Short sea shipping in Europe needs policy support to encourage decarbonisation, enable fleet renewal, and shift cargo from road to sea.

Speaking to Seatrade Maritime News ahead of her appearance at CMA Shipping 2023 later in March, Elpi Petraki, Operations, Chartering & Business Development Manager at ENEA Management and President of WISTA International said the European short sea market faces many challenges and may not be able to overcome them without support.

Petraki said that decarbonisation is the number one challenge facing short sea shipping in Europe and the most expensive, which leads to hesitance in committing to new fuels and technologies.

“We fully support decarbonisation, but short sea companies are mostly small in size with a limited budget, so we do not have the resources to experiment. The big challenge is that to renew the fleet, you need to start moving at some point, but we don’t have the ability to build something that will not be of use in five years,” said Petraki.

Governments are becoming aware of the need to support the decarbonisation of short sea shipping and funds are gradually becoming available, said Petraki, for instance in the EU where decarbonisation support has previously focused on cars, trains and energy production.

One area where the industry seems to be leading regulators is in moving cargo volumes from land to sea, a change which can take large upfront investments but can lead to significant emissions and cost savings.

Petraki will take part in the panel session The Accountability Framework for Energy Transition at CMA Shipping 2023. Decarbonisation is a common responsibility across the industry, she said, but shipowners are often in the firing line.

“Owners want to decarbonize their fleets and transition to alternative fuels but the infrastructure to support this move currently doesn’t exist. We have a supply and demand issue, if you like,” said Petraki.

In short sea shipping, it is not always clear where a vessel under construction will operate, and so fuel and bunkering infrastructure for alternative fuels needs to spread in order to de-risk investments in vessels and make vessels with alternative fuels more versatile when it comes to deployment.

Petraki expressed her alarm at the rollout of LNG, an intermediate fuel in the decarbonisation process but one that has seen widespread adoption in recent years.

“In the Mediterranean bunkering stations for LNG were created very recently. This is a technology that has existed for so many years, and still if you have an LNG vessel, you could only bunker in Rotterdam and a couple of other places in the world. How is this feasible?”

Petraki’s current approach to decarbonisation is retrofitting of technologies to existing vessels in a bid to minimise emissions while researching the best designs for future vessels.

Petraki’s second appearance at CMA Shipping will be on the panel Changing Culture: A timely assessment of mechanisms of protection and prevention in the maritime industry, which will tackle the issue of harassment, bullying and sexual assault in the shipping industry.

“I think we are trying to change the culture and have started to look at how to address the behavioural change in shipping that is needed to prevent harassment and create safer working environments for all.
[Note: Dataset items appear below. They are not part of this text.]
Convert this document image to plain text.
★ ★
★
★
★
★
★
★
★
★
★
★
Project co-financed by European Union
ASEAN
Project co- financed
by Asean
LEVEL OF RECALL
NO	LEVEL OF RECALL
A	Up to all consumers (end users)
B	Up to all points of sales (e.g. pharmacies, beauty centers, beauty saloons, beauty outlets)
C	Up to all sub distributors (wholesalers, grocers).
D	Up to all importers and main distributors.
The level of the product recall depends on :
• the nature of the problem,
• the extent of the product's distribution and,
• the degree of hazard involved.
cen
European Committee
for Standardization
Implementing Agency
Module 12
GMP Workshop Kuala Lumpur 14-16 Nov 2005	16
In the past five years, we’ve seen that people are less afraid to talk about their experiences onboard, and while this may seem like a small step, it is in fact a huge step forward. Until recently, people were not talking about this, but we need to have these difficult conversations to understand the scale of the issue and bring about meaningful change,” said Petraki.
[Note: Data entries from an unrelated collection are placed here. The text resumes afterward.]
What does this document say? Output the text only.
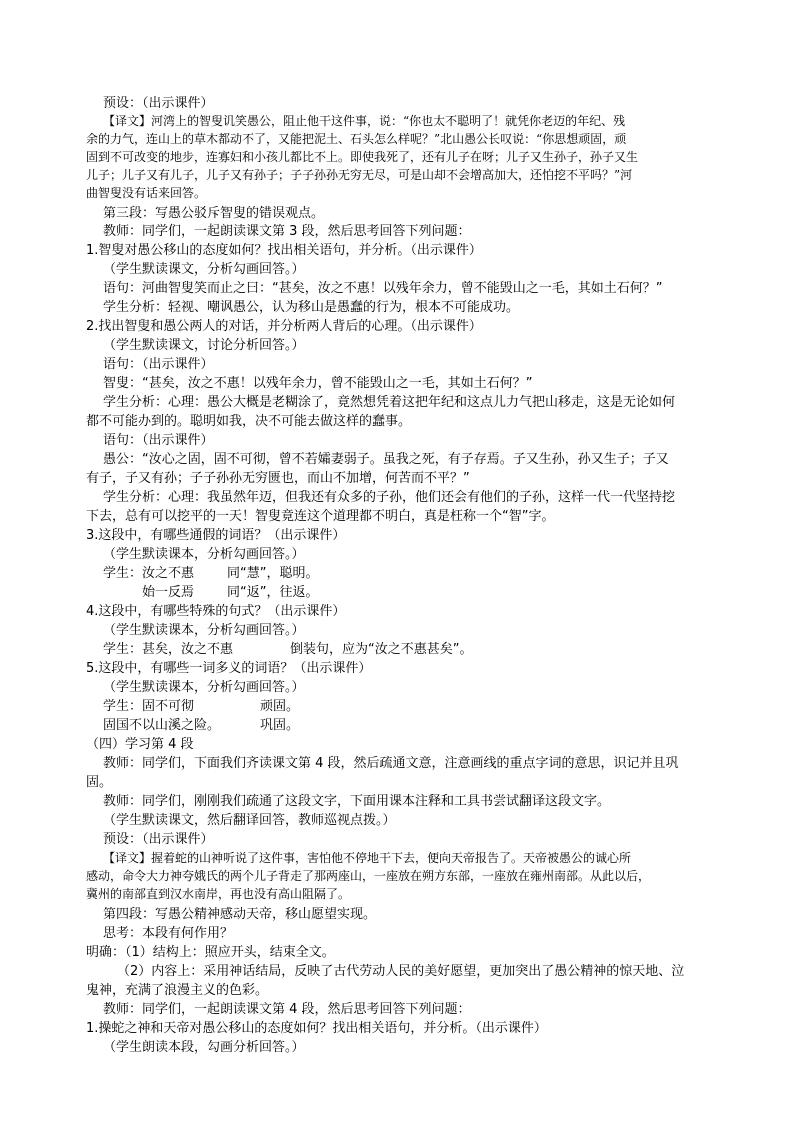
预设：（出示课件）
【译文】河湾上的智叟讥笑愚公，阻止他干这件事，说：“你也太不聪明了！就凭你老迈的年纪、残
余的力气，连山上的草木都动不了，又能把泥土、石头怎么样呢？”北山愚公长叹说：“你思想顽固，顽
固到不可改变的地步，连寡妇和小孩儿都比不上。即使我死了，还有儿子在呀；儿子又生孙子，孙子又生
儿子；儿子又有儿子，儿子又有孙子；子子孙孙无穷无尽，可是山却不会增高加大，还怕挖不平吗？”河
曲智叟没有话来回答。
第三段：写愚公驳斥智叟的错误观点。
教师：同学们，一起朗读课文第 3 段，然后思考回答下列问题：
1.智叟对愚公移山的态度如何？找出相关语句，并分析。（出示课件）
（学生默读课文，分析勾画回答。）
语句：河曲智叟笑而止之曰：“甚矣，汝之不惠！以残年余力，曾不能毁山之一毛，其如土石何？”
学生分析：轻视、嘲讽愚公，认为移山是愚蠢的行为，根本不可能成功。
2.找出智叟和愚公两人的对话，并分析两人背后的心理。（出示课件）
（学生默读课文，讨论分析回答。）
语句：（出示课件）
智叟：“甚矣，汝之不惠！以残年余力，曾不能毁山之一毛，其如土石何？”
学生分析：心理：愚公大概是老糊涂了，竟然想凭着这把年纪和这点儿力气把山移走，这是无论如何
都不可能办到的。聪明如我，决不可能去做这样的蠢事。
语句：（出示课件）
愚公：“汝心之固，固不可彻，曾不若孀妻弱子。虽我之死，有子存焉。子又生孙，孙又生子；子又
有子，子又有孙；子子孙孙无穷匮也，而山不加增，何苦而不平？”
学生分析：心理：我虽然年迈，但我还有众多的子孙，他们还会有他们的子孙，这样一代一代坚持挖
下去，总有可以挖平的一天！智叟竟连这个道理都不明白，真是枉称一个“智”字。
3.这段中，有哪些通假的词语？（出示课件）
（学生默读课本，分析勾画回答。）
学生：汝之不惠	同“慧”，聪明。
始一反焉	同“返”，往返。
4.这段中，有哪些特殊的句式？（出示课件）
（学生默读课本，分析勾画回答。）
学生：甚矣，汝之不惠	倒装句，应为“汝之不惠甚矣”。
5.这段中，有哪些一词多义的词语？（出示课件）
（学生默读课本，分析勾画回答。）
学生：固不可彻	顽固。
固国不以山溪之险。	巩固。
（四）学习第 4 段
教师：同学们，下面我们齐读课文第 4 段，然后疏通文意，注意画线的重点字词的意思，识记并且巩
固。
教师：同学们，刚刚我们疏通了这段文字，下面用课本注释和工具书尝试翻译这段文字。
（学生默读课文，然后翻译回答，教师巡视点拨。）
预设：（出示课件）
【译文】握着蛇的山神听说了这件事，害怕他不停地干下去，便向天帝报告了。天帝被愚公的诚心所
感动，命令大力神夸娥氏的两个儿子背走了那两座山，一座放在朔方东部，一座放在雍州南部。从此以后，
冀州的南部直到汉水南岸，再也没有高山阻隔了。
第四段：写愚公精神感动天帝，移山愿望实现。
思考：本段有何作用？
明确：（1）结构上：照应开头，结束全文。
（2）内容上：采用神话结局，反映了古代劳动人民的美好愿望，更加突出了愚公精神的惊天地、泣
鬼神，充满了浪漫主义的色彩。
教师：同学们，一起朗读课文第 4 段，然后思考回答下列问题：
1.操蛇之神和天帝对愚公移山的态度如何？找出相关语句，并分析。（出示课件）
（学生朗读本段，勾画分析回答。）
“Training is going to play an important role here but we also need to be made aware of our own biases. We have so many talented women and men out there, and it is about time that we give them equal opportunities to progress.”

Petraki believes that short sea shipping is an excellent place for female seafarers to start, as companies are often smaller and have a better knowledge of their crews. Smaller companies also have the opportunity to pay maybe closer attention to the structure and environment onboard to make everyone safe and motivated, she said.

Although there are no figures to back it up, Petraki believes there are more women in short sea shipping than long distance shipping, “but still, we should never forget that ladies on board vessels are less than 2% globally. There is a lot of work to be done.”